Seven years ago today. Eleven and a half weeks. Confirmation that the (last) baby died.
Time is a different entity when it comes to The Big Stuff. It coalesces into a combination of forever ago and just yesterday all in the same moment.
I still access the grief. That makes it sound like a decision. It’s not. Like a muscle spasm that can come out of nowhere, I still walk right into the wall. But in terms of the memories, I experience many of them almost like remembering a movie, floating up above the experience as an onlooker.
I think the feeling of being removed from the immediacy of the grief is what recovery is actually about. “Time heals all wounds” is too tidy. Let me not mince words here: it’s a crock of shit.

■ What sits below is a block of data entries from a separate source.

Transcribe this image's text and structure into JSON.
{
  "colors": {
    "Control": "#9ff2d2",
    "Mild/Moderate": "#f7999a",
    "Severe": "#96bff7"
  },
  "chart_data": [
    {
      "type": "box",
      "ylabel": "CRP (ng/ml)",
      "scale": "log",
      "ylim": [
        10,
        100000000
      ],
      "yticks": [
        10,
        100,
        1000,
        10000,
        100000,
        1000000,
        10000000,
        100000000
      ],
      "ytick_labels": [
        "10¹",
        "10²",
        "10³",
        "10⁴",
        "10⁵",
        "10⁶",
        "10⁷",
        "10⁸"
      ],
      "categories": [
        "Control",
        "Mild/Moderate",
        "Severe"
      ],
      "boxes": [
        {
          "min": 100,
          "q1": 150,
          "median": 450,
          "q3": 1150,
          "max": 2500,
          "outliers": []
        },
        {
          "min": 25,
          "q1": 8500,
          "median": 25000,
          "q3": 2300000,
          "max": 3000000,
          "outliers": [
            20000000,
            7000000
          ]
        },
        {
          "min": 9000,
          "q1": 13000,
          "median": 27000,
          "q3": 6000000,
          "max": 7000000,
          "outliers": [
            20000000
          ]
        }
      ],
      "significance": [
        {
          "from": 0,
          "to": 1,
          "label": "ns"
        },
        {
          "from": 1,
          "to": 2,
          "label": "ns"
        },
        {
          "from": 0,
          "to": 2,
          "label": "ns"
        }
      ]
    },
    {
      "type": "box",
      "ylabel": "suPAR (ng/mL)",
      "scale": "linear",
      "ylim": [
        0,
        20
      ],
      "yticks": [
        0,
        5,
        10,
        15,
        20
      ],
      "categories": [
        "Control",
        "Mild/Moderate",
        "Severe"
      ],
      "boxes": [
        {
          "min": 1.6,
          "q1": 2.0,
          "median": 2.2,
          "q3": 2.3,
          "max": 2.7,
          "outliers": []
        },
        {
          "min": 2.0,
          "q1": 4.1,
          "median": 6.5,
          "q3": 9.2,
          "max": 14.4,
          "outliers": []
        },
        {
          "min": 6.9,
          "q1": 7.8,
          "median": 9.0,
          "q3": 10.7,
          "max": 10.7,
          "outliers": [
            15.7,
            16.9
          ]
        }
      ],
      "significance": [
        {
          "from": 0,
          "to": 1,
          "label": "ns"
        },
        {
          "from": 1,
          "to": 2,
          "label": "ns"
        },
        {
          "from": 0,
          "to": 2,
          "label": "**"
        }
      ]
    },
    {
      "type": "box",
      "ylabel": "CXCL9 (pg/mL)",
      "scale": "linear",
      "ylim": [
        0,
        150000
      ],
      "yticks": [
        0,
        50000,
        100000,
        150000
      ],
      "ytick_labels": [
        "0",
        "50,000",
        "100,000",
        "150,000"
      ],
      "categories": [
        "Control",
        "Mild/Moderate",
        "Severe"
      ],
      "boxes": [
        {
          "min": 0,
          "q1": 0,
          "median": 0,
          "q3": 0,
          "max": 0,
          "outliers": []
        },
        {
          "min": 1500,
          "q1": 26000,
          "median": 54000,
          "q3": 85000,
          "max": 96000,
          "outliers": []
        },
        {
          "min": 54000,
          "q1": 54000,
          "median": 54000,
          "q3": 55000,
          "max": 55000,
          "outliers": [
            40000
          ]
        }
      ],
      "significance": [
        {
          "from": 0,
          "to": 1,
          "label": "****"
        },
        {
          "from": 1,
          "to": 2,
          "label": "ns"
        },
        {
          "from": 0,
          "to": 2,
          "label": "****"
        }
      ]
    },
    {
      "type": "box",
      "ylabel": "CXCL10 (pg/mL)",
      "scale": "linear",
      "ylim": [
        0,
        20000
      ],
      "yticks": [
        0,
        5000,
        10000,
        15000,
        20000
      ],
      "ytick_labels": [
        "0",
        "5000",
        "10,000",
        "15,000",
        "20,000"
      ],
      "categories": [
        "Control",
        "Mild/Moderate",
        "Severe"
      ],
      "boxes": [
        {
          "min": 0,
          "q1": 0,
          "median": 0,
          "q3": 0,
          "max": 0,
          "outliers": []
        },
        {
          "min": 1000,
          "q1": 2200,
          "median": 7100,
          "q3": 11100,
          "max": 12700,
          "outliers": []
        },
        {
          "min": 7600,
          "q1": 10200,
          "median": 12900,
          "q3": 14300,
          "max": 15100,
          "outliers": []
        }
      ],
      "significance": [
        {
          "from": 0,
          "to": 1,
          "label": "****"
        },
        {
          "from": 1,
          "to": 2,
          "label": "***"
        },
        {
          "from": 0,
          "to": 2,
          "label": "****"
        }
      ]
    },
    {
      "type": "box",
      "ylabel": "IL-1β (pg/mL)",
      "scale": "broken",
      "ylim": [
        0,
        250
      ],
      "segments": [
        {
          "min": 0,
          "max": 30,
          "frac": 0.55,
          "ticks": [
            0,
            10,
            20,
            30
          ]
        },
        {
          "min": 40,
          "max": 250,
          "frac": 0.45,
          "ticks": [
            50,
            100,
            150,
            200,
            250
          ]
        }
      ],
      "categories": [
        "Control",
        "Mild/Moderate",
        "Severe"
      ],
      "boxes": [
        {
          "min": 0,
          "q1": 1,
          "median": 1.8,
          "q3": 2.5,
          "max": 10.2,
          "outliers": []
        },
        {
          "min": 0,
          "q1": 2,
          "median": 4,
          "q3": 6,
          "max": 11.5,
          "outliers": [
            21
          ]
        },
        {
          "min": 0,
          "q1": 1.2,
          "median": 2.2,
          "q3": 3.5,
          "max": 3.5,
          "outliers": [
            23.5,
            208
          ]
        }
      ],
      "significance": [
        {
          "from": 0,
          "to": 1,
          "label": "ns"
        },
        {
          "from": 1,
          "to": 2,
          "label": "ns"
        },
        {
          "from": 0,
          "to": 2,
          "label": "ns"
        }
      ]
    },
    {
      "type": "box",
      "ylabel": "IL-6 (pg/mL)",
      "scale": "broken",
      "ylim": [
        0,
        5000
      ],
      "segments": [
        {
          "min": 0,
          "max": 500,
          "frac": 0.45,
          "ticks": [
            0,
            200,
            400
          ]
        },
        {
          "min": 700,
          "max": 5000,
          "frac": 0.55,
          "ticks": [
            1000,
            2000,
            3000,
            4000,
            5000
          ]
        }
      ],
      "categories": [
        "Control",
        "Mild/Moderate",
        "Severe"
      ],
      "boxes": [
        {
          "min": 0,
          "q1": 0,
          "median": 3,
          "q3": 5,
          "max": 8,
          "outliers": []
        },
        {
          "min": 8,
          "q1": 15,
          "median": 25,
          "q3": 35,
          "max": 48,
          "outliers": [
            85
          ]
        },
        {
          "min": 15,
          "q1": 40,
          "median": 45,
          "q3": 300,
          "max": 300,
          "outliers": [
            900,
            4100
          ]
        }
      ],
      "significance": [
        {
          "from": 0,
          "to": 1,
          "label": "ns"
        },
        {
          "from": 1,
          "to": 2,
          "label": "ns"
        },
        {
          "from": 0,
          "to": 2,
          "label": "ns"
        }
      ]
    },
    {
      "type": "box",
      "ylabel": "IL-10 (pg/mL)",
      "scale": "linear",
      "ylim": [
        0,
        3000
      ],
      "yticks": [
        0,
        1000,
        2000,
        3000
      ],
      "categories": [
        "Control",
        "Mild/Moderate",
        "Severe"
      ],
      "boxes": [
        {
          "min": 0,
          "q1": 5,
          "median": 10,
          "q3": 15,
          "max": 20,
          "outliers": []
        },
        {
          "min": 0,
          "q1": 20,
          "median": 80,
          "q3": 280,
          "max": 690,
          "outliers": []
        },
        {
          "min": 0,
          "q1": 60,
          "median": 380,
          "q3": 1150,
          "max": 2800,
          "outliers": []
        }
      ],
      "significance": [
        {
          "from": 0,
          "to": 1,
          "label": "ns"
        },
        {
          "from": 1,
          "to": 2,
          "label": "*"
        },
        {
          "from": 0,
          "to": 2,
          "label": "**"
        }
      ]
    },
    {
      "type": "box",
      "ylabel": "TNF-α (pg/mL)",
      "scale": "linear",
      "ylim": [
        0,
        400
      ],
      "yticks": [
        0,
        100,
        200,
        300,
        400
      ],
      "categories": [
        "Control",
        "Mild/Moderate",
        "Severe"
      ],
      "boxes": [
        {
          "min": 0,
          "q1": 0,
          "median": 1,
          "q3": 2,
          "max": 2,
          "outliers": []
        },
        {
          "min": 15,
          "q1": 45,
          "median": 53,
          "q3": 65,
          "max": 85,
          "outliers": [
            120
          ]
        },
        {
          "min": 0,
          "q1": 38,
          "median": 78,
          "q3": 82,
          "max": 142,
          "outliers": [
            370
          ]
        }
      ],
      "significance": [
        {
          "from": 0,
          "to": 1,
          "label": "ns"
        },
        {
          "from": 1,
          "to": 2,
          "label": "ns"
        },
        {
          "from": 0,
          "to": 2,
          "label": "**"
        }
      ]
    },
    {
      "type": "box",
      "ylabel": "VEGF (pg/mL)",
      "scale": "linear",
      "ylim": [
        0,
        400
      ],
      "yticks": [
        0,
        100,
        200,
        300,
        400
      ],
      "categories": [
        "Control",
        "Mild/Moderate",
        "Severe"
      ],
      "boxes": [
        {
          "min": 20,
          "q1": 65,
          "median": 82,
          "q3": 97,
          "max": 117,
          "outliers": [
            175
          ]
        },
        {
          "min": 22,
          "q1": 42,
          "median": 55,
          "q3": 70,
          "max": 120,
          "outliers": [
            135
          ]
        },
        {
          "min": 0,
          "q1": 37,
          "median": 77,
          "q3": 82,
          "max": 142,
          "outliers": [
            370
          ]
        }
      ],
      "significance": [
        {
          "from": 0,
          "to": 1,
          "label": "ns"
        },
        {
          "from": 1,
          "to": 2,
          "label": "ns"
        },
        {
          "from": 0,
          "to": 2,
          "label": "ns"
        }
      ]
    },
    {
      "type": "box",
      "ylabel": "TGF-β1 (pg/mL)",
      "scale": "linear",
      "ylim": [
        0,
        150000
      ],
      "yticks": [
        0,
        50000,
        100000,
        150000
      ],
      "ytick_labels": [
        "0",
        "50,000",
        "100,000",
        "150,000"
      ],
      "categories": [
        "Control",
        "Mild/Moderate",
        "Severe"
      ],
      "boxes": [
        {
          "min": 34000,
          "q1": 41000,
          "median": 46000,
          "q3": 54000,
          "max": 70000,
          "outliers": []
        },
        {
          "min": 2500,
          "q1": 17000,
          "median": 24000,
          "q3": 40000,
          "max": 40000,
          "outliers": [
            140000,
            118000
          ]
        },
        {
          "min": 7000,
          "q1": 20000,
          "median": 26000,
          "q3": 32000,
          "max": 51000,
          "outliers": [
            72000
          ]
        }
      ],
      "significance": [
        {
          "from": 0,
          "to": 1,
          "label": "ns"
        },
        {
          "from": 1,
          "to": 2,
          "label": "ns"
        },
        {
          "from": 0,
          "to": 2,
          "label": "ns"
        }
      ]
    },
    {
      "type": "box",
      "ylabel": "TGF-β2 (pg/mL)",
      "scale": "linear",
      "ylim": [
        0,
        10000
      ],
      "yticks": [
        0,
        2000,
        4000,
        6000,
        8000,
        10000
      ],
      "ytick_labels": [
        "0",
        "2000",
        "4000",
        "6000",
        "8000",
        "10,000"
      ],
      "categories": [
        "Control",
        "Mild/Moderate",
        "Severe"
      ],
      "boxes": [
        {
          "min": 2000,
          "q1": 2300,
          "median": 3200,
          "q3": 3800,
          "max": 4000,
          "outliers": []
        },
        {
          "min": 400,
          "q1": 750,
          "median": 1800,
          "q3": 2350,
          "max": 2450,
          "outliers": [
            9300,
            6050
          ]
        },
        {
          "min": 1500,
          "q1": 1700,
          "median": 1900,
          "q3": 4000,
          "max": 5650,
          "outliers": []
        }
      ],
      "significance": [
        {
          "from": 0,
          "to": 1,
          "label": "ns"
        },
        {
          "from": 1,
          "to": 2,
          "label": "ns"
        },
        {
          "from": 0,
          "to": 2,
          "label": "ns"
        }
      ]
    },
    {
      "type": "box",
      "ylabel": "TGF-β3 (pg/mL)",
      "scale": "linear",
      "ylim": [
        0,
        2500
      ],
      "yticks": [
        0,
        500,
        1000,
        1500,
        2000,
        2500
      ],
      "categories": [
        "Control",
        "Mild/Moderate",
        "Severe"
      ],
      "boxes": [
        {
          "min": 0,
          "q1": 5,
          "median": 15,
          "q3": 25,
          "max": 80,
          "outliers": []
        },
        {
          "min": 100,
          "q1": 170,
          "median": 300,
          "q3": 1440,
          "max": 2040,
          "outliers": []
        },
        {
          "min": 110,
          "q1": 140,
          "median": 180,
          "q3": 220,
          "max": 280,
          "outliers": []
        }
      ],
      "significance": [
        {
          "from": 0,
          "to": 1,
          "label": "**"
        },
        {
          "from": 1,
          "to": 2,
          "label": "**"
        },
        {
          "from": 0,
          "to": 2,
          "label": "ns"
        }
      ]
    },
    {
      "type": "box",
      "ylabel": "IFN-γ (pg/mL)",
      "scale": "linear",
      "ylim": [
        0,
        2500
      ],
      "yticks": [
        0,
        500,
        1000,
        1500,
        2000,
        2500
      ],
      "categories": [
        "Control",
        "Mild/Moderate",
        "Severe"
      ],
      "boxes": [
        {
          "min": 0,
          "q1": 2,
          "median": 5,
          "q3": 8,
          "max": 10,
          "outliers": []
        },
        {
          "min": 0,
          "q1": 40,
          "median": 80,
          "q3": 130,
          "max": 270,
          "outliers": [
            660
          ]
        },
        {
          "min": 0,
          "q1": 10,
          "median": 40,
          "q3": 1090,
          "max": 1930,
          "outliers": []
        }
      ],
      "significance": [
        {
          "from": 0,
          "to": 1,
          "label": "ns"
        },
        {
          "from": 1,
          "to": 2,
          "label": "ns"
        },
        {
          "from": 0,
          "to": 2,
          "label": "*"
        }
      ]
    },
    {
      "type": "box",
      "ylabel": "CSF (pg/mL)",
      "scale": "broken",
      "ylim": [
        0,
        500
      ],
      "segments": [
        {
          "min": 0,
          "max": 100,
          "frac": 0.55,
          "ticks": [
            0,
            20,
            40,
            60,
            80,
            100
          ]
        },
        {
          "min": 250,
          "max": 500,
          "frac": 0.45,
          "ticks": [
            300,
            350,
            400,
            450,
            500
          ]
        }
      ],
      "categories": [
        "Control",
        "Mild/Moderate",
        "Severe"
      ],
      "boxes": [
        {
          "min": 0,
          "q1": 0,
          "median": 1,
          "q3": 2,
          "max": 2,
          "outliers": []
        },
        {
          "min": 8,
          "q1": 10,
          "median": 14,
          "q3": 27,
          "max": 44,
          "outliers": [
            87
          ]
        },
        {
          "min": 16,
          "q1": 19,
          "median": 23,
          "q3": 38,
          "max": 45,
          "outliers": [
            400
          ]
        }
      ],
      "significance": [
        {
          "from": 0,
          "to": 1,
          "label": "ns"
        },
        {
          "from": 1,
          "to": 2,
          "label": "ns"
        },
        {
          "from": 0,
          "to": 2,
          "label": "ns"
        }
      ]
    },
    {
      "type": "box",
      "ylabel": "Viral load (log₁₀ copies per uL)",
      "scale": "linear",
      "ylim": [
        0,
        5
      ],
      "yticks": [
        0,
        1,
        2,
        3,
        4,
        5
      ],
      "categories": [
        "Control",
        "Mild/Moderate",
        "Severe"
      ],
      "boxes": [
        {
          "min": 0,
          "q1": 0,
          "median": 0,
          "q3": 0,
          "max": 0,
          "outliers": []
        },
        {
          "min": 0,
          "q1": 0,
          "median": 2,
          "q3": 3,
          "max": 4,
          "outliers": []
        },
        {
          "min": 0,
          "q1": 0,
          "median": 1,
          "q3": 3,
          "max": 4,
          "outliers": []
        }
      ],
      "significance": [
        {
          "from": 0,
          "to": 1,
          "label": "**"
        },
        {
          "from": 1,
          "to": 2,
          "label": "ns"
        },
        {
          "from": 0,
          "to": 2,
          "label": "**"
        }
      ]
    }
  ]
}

Time changes our ability to access every single detail of the memories. And like waking from a dream, there are moments of being half in one world and half in another. Grief in the rear-view mirror is like that. The edges are blurred, the intensity is muted. And then there are times when the kaleidoscope rotates in such a way that everything clicks and is crystal clear once again. When objects in that mirror are much, much closer than they appear.
Seven years ago today, I began a new life. One that was forever changed, one that left me a different person. Sure we can say that all major life events change us, that’s the way of life.
It’s not the life I wanted. Yet here I am, seven years in, and I just want to acknowledge the moment and somehow whisper across the divide.
I miss the you I barely knew. I’ll see you again. I love you.